Clearly not: if the dictionary was

cATs
bATs
rATs
vATs
sATe
mole
vole
role

your algorithm would guess a or t, which have a 5/8 chance of reducing your dictionary to 5/8 size for free, and a 3/8 chance of reducing your dictionary to 3/8 size for a cost of 1. You want to choose letters which reveal the most information. In this case, you should guess S, because it has a 4/8 chance of reducing your dictionary to 4/8 size for free, a 1/8 chance of reducing your dictionary to 1/8 size for free, and a 3/8 chance of reducing your dictionary to 3/8 size for a cost of 1. This is strictly better.

edit: I wanted to use an English dictionary example (above) to demonstrate how this is not artificial, and assumed that people could extrapolate from the example without being hung up on the non-strict equality. However, here is an unambiguously clear counterexample: You have 2000 words. 1000 words contain the letter A in the first place. The other 1000 words contain a unique combination of Bs embedded elsewhere. For example, ?B???, ??B??, ???B?, ????B, ?BB??, ?B?B?, etc. The ?s represent randomly-chosen characters. There are no As in the first ?, except for one word (whose ? is an 'A'), so that the frequency of As is strictly greater than the frequency of Bs. The proposed algorithm would guess A which would result in {50%: choices_halved, 50%: choices_halved & lose_one_life}, whereas this algorithm would dictate the choice B which results in {50%: YOU_WIN, 50%: choices_halved & lose_one_life}. Percentages have been rounded very slightly. (And no, a word with double letters does not contribute twice to the 'frequency', but even if it did under an insane definition, you could trivially modify this example by making the words begin with AAA...A.)

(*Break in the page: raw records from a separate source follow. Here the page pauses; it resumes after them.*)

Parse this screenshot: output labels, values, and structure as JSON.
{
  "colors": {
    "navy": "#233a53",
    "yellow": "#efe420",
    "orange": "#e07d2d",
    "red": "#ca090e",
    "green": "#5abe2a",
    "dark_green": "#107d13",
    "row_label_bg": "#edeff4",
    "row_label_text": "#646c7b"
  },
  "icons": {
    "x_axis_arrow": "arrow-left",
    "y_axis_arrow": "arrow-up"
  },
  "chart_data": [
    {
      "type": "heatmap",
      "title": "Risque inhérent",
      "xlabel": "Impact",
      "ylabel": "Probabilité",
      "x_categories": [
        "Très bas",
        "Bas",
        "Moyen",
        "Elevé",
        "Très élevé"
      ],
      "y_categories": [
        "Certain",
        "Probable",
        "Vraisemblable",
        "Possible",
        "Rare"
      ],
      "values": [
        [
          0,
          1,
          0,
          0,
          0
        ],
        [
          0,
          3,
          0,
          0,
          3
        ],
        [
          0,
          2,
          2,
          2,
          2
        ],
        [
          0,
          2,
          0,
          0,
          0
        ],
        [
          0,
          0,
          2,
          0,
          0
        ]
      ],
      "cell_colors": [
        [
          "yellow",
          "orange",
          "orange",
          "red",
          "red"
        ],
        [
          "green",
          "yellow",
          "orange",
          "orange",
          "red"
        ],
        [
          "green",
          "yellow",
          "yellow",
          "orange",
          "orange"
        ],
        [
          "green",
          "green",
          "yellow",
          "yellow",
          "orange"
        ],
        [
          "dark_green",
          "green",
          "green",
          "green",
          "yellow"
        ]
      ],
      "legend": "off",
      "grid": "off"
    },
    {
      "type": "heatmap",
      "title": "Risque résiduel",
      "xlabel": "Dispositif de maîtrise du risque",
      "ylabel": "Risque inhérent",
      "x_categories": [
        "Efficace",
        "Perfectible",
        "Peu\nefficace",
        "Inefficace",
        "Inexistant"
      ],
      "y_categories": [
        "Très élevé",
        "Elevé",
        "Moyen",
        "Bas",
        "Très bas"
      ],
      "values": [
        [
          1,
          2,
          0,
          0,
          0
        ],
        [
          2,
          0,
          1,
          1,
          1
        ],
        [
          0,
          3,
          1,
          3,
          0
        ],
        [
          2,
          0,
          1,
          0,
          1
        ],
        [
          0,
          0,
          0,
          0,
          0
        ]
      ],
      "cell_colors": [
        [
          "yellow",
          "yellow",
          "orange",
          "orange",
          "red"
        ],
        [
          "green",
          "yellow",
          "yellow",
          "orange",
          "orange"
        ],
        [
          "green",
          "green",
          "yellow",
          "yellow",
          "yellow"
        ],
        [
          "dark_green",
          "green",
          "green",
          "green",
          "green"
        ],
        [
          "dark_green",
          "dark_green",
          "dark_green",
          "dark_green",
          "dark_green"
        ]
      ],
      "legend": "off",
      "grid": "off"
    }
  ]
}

(regarding comments: It is unreasonable to complain about strict equality in this example, e.g. "999/2000", since you can make the probabilities arbitrarily close to each other.)

(Which points out an amusing side-note: If the dictionary is large enough to make hangman impossible sometimes, a strategy ought to throw away guesses that it does not expect to be able to guess. For example if it only has 2 moves left, it ought to make the highest-probability assumption it can which eliminates subtrees with more than 2-moves worth of bits of surprise.)

Assume the following dictionary: ABC ABD AEF EGH. (I'll capitalize unguessed letters.)
Assume you have only 1 life (makes the proof so much easier...).

The algorithm proposed above:

Starting with A, you lose (1/4) or are left with aBC aBD aEF (3/4).
Now guess B and lose (1/3) or are left with abC abD (2/3).
Now guess C or D and you lose (1/2) or win (1/2).
Probability to win: 3/4 * 2/3 * 1/2 = 1/4.

Now try something else:

Starting with E, you lose (1/2) or are left with AeF eGH (1/2).
Now you know what to guess and win.
Probability to win: 1/2.

Clearly the proposed algorithm is not optimal.